Medicine is cyclic. I remember when people thought radiology was saturated but then imaging boomed and we needed way more radiologists. Maybe AI swings it back the other way, maybe not. I remember when Psych was the lowest paid specialty and almost no one, except for the people you knew were born to be psychiatrists, wanted to do it. Not any more. Anesthesia was so moribund that a friend got an interview and then a position outside the match at Harvard just for sending a postcard asking for an application. Then with pain and the increase in all sorts of interventions Anesthesia boomed. It will change again. I can't say it will necessarily change for the better for EM but it wouldn't surprise me. For now a lot of those residency spots created by private equity or HCA are going to go unfilled and there are tons of EM jobs out there. I'm getting emails every day with openings. I get texts about locums every week. If you graduated from an American medical school and went to one of the better EM residencies you will have dozens of places looking to hire you when you finish. The residents I've been working with all got to be pretty choosy about where they decided to work in the last few years. If they settled for less then their dream jobs it was often because other factors mattered more in their choice.

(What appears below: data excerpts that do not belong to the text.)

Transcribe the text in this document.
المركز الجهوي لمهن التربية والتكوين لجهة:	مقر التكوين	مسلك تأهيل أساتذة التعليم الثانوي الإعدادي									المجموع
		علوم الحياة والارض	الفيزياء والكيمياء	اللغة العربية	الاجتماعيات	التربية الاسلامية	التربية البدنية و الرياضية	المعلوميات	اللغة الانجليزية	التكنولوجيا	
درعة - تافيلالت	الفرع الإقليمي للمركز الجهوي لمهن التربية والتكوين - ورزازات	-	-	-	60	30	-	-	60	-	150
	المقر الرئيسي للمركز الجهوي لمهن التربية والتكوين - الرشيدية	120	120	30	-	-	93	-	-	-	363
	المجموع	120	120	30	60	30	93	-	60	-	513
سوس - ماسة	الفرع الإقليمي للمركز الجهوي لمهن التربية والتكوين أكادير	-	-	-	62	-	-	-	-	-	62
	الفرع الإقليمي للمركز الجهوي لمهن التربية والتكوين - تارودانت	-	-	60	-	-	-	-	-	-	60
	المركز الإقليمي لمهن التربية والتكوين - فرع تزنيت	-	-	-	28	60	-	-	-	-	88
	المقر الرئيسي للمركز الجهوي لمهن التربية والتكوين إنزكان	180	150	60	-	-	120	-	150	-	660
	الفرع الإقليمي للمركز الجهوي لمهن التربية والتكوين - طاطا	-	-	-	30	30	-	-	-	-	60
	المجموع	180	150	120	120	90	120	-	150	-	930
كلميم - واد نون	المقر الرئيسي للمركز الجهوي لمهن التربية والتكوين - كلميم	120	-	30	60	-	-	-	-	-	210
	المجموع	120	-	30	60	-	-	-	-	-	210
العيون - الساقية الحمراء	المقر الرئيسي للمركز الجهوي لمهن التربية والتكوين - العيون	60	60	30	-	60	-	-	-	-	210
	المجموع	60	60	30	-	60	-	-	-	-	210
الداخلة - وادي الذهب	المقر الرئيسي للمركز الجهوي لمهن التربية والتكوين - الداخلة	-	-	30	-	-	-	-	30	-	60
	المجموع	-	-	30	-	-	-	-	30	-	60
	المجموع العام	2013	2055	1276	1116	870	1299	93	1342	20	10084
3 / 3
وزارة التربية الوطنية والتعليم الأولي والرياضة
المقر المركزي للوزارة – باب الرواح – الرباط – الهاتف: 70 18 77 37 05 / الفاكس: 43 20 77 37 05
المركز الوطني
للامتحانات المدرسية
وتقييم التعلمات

So here is the thing. If you like seeing patients and you like meeting new people you will always have a job in EM. The country isn't getting younger or healthier. You may not get paid as much as you would like or as much as you think you deserve but you will always have a job you like that allows you to live fairly well. If you hate EM, even if the pay doubles you will still hate it. If you enjoy the work you will be fine.
So, you can live a rich life in EM and I'm pretty sure that will continue to be true assuming you actually like what we do. If you don't like what we do you really should do something else. Less than a third of my residency class are still doing EM so you can do other things. As others have pointed out there are lots of other ways to make a living and you are only limited by your fear or your imagination or your work ethic.